Margaret McDill had not seen the man in her life until yesterday, but he had dominated every second of her existence since their meeting. He had told her to call him Joe, and he claimed it was his real name, but she assumed it was an alias. He was a dark-haired, pale-skinned man of about fifty, with deep-set eyes and a coarse five-o'clock shadow. Margaret could not look into his eyes for long. They were dark, furious pools that sucked the life out of her, drained her will. And now they carried knowledge about her that she could not bear.
"I don't believe you," she said quietly.
Something rippled deep in the dark eyes, like the flick of a fish tail. "Have I lied to you about anything else?"
"No. But you...you let me see your face all night. You won't let me go after that."
"I told you, the kid always makes it."
"You're going to kill me and let my son go."
"You think I'm going to shoot you in broad daylight in front of a freakin' McDonald's?"
"You have a knife in your pocket."
He looked at her with scorn. "Jesus Christ."
Margaret looked down at her hands. She didn't want to look at Joe, and she didn't want to chance seeing herself in one of the mirrors. The one at home had been bad enough. She looked like someone who had just come out of surgery, still groggy with anesthesia. An unhealthy glaze filmed her eyes, and even heavy makeup had failed to hide the bruise along her jaw.

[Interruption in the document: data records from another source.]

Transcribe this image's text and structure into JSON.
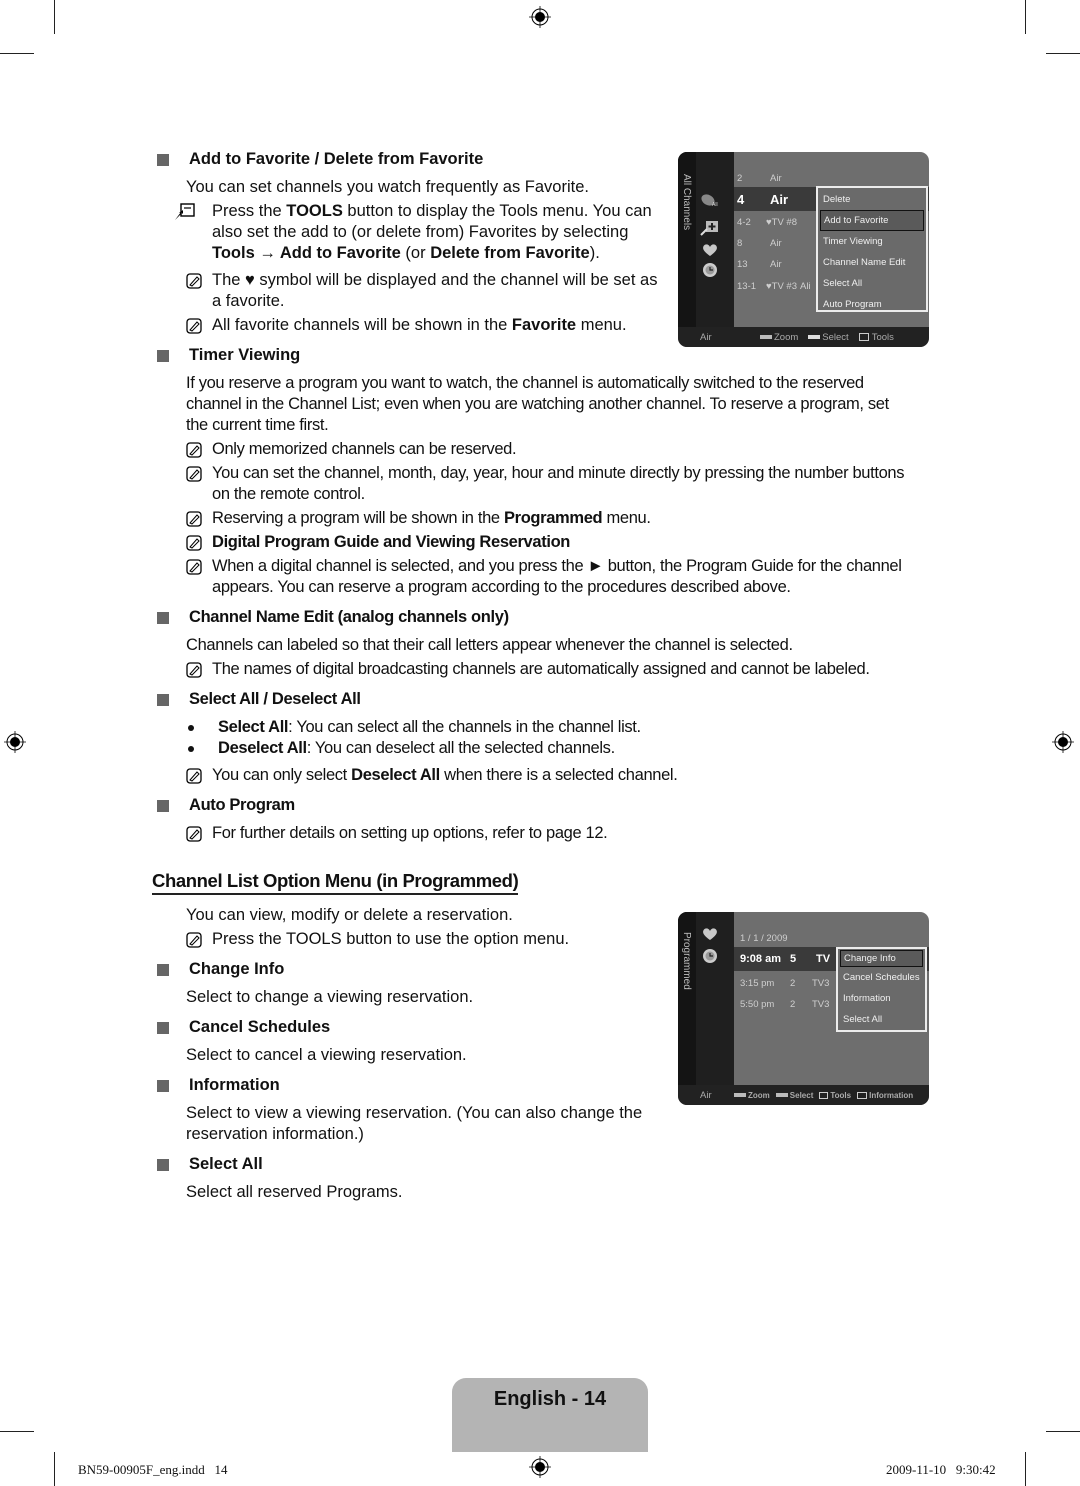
{
  "sections_top": {
    "add_fav": {
      "heading": "Add to Favorite / Delete from Favorite",
      "intro": "You can set channels you watch frequently as Favorite.",
      "tools_note": {
        "p1": "Press the ",
        "b1": "TOOLS",
        "p2": " button to display the Tools menu. You can also set the add to (or delete from) Favorites by selecting ",
        "b2": "Tools → Add to Favorite",
        "p3": " (or ",
        "b3": "Delete from Favorite",
        "p4": ")."
      },
      "note1": "The ♥ symbol will be displayed and the channel will be set as a favorite.",
      "note2": {
        "p1": "All favorite channels will be shown in the ",
        "b1": "Favorite",
        "p2": " menu."
      }
    },
    "timer": {
      "heading": "Timer Viewing",
      "body": "If you reserve a program you want to watch, the channel is automatically switched to the reserved channel in the Channel List; even when you are watching another channel. To reserve a program, set the current time first.",
      "note1": "Only memorized channels can be reserved.",
      "note2": "You can set the channel, month, day, year, hour and minute directly by pressing the number buttons on the remote control.",
      "note3": {
        "p1": "Reserving a program will be shown in the ",
        "b1": "Programmed",
        "p2": " menu."
      },
      "note4": "Digital Program Guide and Viewing Reservation",
      "note5": "When a digital channel is selected, and you press the ► button, the Program Guide for the channel appears. You can reserve a program according to the procedures described above."
    },
    "name_edit": {
      "heading": "Channel Name Edit (analog channels only)",
      "body": "Channels can labeled so that their call letters appear whenever the channel is selected.",
      "note1": "The names of digital broadcasting channels are automatically assigned and cannot be labeled."
    },
    "select_all": {
      "heading": "Select All / Deselect All",
      "bullet1": {
        "b": "Select All",
        "t": ": You can select all the channels in the channel list."
      },
      "bullet2": {
        "b": "Deselect All",
        "t": ": You can deselect all the selected channels."
      },
      "note1": {
        "p1": "You can only select ",
        "b1": "Deselect All",
        "p2": " when there is a selected channel."
      }
    },
    "auto_program": {
      "heading": "Auto Program",
      "note1": "For further details on setting up options, refer to page 12."
    }
  },
  "programmed": {
    "title": "Channel List Option Menu (in Programmed)",
    "intro": "You can view, modify or delete a reservation.",
    "note1": "Press the TOOLS button to use the option menu.",
    "items": [
      {
        "heading": "Change Info",
        "body": "Select to change a viewing reservation."
      },
      {
        "heading": "Cancel Schedules",
        "body": "Select to cancel a viewing reservation."
      },
      {
        "heading": "Information",
        "body": "Select to view a viewing reservation. (You can also change the reservation information.)"
      },
      {
        "heading": "Select All",
        "body": "Select all reserved Programs."
      }
    ]
  },
  "tv1": {
    "side_label": "All Channels",
    "rows": [
      {
        "num": "2",
        "name": "Air",
        "extra": ""
      },
      {
        "num": "4",
        "name": "Air",
        "extra": ""
      },
      {
        "num": "4-2",
        "name": "♥TV #8",
        "extra": ""
      },
      {
        "num": "8",
        "name": "Air",
        "extra": ""
      },
      {
        "num": "13",
        "name": "Air",
        "extra": ""
      },
      {
        "num": "13-1",
        "name": "♥TV #3",
        "extra": "Ali"
      }
    ],
    "menu": [
      "Delete",
      "Add to Favorite",
      "Timer Viewing",
      "Channel Name Edit",
      "Select All",
      "Auto Program"
    ],
    "menu_selected": 1,
    "bottom": {
      "source": "Air",
      "zoom": "Zoom",
      "select": "Select",
      "tools": "Tools"
    }
  },
  "tv2": {
    "side_label": "Programmed",
    "date": "1 / 1 / 2009",
    "rows": [
      {
        "time": "9:08 am",
        "ch": "5",
        "name": "TV"
      },
      {
        "time": "3:15 pm",
        "ch": "2",
        "name": "TV3"
      },
      {
        "time": "5:50 pm",
        "ch": "2",
        "name": "TV3"
      }
    ],
    "menu": [
      "Change Info",
      "Cancel Schedules",
      "Information",
      "Select All"
    ],
    "menu_selected": 0,
    "bottom": {
      "source": "Air",
      "zoom": "Zoom",
      "select": "Select",
      "tools": "Tools",
      "info": "Information"
    }
  },
  "footer": {
    "page_label": "English - 14",
    "file": "BN59-00905F_eng.indd   14",
    "timestamp": "2009-11-10   9:30:42"
  }
}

Four of her painstakingly maintained nails had broken during the night, and there was a long scratch on her inner forearm from the initial scuffle. She tried toremember exactly when that had happened but couldn't. Her sense of time had abandoned her. She was having trouble keeping her thoughts in order. Even the simplest ones seemed to fall out of sequence by themselves.
She tried to regain control by focusing on her immediate environment. They were sitting in her BMW, in the parking lot of a strip mall, about fifty yards from a McDonald's restaurant. She had often shopped at the mall, at the Barnes & Noble superstore, and also at the pet store, for rare tropical fish. Her husband had recently bought a big-screen television at Circuit City, for patient education at his clinic. He was a cardiovascular surgeon. But all that seemed part of someone else's life now. As remote as the bright side of the moon to someone marooned on the dark half. And her son, Peter...God alone knew where he was. God and the man beside her.
"I don't care what you do with me," she said with conviction. "Just let Peter live. Kill me if you have to, just let my son go. He's only ten years old."
"If you don't shut up, I might take you up on that," Joe said wearily.
He started the BMW's engine and switched the air conditioner to high, then lit a Camel cigarette. The cold air blasted smoke all over the interior of the car. Margaret's eyes stung from hours of crying. She turned her head to avoid the smoke, but it was useless.
"Where's Peter now?" she asked, her voice barely a whisper.
Joe took a drag off the Camel and said nothing.
"Didn't I tell you to stop talking?"
Margaret glanced at the pistol lying on the console between the seats. It belonged to her husband. Joe had taken it from her yesterday, but not before she had learned how useless a gun was to her. At least while they had Peter. Some primitive part of her brain still urged her to grab it, but she doubted she could reach the pistol before he did. He was probably waiting for her to try just that. Joe was thin but amazingly strong, another thing she'd learned last night. And his hard-lined face held no mercy.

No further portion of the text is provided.